If the initial state of the bulb was on, one prisoner only visited the cell once. If the initial state was off, each prisoner visited the cell twice.

Regardless Bob can be certain that each prisoner has visited the cell at least once.

Each prisoner must turn on the bulb at least once – there is no loss of counts, because if prisoner B enters for the first time and finds the bulb off, he turns it on. If prisoner C – also a first-timer – comes in and sees the light already on, he doesn’t touch it, and Bob will only count B’s first time. HOWEVER prisoner C has NEVER turned the light bulb on – so if he gets picked again, and the bulb is off, he will turn it on, and get counted in this way.

Them prisoners better be patient!

The solution to the problem is fine. There is no restriction on how long this takes. It is true that it could potentially take very long for them to figure out when all prisoners have gone through, but using the method described, it is 100% fail safe (i.e. they won’t call it wrong). However, I do see how it could be interpreted as above. A better explanation would be:

When a prisoner enters the room and he has NEVER turn the light bulb on AND the light bulb is currently off, he flicks on the switch. Thus, all prisoners will flick on the light bulb exactly once and the probability of calling it wrong is 0%. Of course, we won’t be able to tell exactly how long it will take for Bob finish the count (which wasn’t required).

there’s another solution, although not very good..

everyone counts the number of days so that they know the beggining of each 100 day cycle. On the first day of the cycle the person turns on the light, and if during the cycle someone enters more than once they turn the light off. If someone enters on the final day of the cycle and the light is on, everyone has been in during that cycle. The chances of this are small though so they will probly all die before they get out anyway.

well done ….boss

really a nice answer

The solution to the question is not right as it demands bob to go in every night after a prisoner who has never been there goes in – and if bob happens to miss a particular prisoner’s first time in chance then, all of them are screwed forever!
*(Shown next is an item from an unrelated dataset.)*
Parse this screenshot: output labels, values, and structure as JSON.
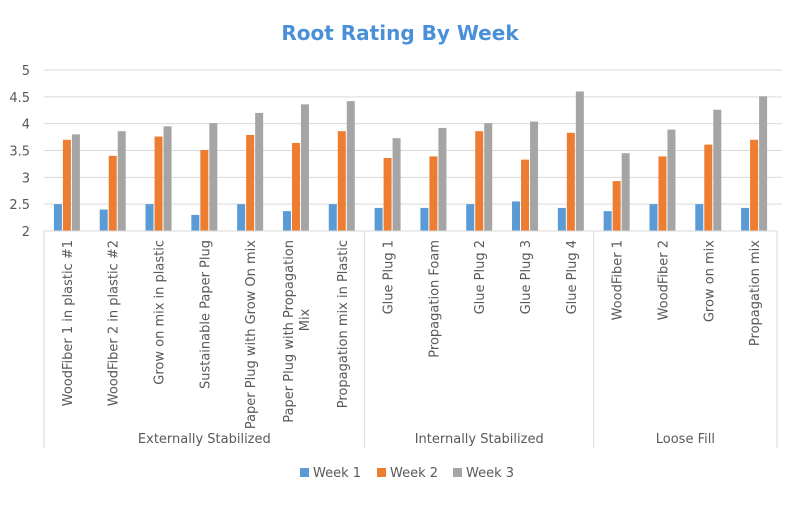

If the initial state of the bulb is not known??

What if the bulb is ON in the beginning, and Bob is the first one to enter in the room.

Isn’t there a risk of Bob loosing counts, i.e. if two new prisoners go in, the light only goes on once. Bob doesn’t know how many new prisoners have been in since his last visit. Another way to put it, if all 99 go in before Bob, but increments his count just by 1. When the others subsequentially go in they will never turn the light on, hence Bob will never increment his count and never get to 100 and they will all be executed.

If bob is not allowed more than once, then it is impossible to say “Every prisoner has been in the special room at least once”. Do you have any suggestions if that is the case?

what if bob is not allowed more then once ,even if every other persons enterd more than 1000 times

The second time Sam goes in, he doesn’t do anything. So picking them at alternating frequencies will not change the outcome. Bob will only count it once.

So does BOB has to enter 99 times ?

You need to mention that if a prisoner has been in the room before, he should turn off the bulb. Otherwise there is the probability that a prisoner Sam is chosen, who turns on the light and then Bob is chosen so Bob increments his count.

Now if Sam and Bob are chosen at alternating frequencies 100 times in a row, Bob will increment the count to 100 since the light is on every time, though only him and Sam have been in the room.

Tough Question. Thanks for the post!